This may look like something that belongs on an art gallery wall, but it is in fact related to a lab experiment designed to determine how carbon behaved during Earth’s violent formative period.
A team of US scientists from the Smithsonian, Harvard and Yale universities, and the Carnegie Institution for Science mimicked the Earth’s early core and compared carbon’s compatibility of silicates that comprise the Earth’s mantle (outer circle) to its compatibility with the iron that comprises the planet’s core (inner circle).
“We found that more carbon would have stayed in the mantle than we previously suspected,” says Elizabeth Cottrell, the Smithsonian’s National Museum of Natural History curator of rocks and ores.
“This means the core must contain significant amounts of other lighter elements, such as silicon or oxygen, both of which become more attracted to iron at high temperatures.”
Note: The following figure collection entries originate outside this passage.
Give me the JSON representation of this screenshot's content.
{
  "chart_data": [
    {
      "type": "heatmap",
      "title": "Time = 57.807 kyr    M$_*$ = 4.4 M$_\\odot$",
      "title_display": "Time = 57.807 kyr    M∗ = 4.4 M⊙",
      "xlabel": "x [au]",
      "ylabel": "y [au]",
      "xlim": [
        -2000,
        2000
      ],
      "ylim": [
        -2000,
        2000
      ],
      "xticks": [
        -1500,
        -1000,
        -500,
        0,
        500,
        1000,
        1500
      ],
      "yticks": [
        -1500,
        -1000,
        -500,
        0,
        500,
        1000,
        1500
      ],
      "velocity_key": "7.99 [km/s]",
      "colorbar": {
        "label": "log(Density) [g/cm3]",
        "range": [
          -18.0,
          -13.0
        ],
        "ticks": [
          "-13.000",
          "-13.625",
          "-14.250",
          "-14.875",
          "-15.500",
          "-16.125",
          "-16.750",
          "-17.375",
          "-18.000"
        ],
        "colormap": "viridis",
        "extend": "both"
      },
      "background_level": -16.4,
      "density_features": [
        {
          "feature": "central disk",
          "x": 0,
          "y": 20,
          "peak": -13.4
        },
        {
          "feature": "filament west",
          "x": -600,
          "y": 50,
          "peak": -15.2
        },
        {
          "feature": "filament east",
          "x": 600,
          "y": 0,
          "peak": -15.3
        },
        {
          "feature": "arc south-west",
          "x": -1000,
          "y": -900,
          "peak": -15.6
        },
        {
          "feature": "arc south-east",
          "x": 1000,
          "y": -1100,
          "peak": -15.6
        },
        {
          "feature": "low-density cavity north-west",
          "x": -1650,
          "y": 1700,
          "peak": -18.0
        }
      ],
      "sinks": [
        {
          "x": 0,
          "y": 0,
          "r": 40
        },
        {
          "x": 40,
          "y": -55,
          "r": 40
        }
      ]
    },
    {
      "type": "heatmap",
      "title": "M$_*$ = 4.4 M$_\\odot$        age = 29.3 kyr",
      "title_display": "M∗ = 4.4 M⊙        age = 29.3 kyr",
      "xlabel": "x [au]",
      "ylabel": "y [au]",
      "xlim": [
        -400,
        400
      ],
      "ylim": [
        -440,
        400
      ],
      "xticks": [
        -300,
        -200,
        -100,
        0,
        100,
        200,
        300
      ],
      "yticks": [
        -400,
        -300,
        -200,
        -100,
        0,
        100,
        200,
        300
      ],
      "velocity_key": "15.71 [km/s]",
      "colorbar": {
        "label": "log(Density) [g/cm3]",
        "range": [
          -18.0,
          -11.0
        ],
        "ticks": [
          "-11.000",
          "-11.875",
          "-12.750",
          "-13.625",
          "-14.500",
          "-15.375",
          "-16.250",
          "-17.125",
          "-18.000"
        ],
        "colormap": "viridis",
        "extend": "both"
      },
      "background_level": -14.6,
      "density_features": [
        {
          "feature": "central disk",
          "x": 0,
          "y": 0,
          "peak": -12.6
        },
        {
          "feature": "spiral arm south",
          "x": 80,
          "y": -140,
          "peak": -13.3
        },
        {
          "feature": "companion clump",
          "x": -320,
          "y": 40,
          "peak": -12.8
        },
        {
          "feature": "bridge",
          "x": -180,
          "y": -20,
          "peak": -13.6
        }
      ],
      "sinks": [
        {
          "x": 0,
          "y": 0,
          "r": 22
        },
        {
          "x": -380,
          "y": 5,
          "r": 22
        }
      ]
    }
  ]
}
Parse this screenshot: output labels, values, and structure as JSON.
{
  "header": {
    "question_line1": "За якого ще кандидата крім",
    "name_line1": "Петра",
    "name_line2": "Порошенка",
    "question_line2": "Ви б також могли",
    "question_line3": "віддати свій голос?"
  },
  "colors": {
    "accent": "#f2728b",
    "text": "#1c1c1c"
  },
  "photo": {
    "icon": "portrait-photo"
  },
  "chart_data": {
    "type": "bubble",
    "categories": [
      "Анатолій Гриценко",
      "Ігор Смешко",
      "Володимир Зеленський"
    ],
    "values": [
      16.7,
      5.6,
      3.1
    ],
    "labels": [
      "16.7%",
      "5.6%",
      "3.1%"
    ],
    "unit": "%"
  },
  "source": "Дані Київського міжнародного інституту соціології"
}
Despite these findings – which are reported in a paper in the Proceedings of the National Academy of Sciences – the vast majority of Earth’s total carbon inventory does likely exist down in the core, the researchers say. And it only makes up a negligible fraction of the core’s overall composition.
Cottrell and colleagues hope their work will help scientists understand how much carbon likely exists in the planet’s core and the ways it influences chemical and dynamic activities that shape the world, including the convective motion that powers the magnetic field that protects Earth from cosmic radiation.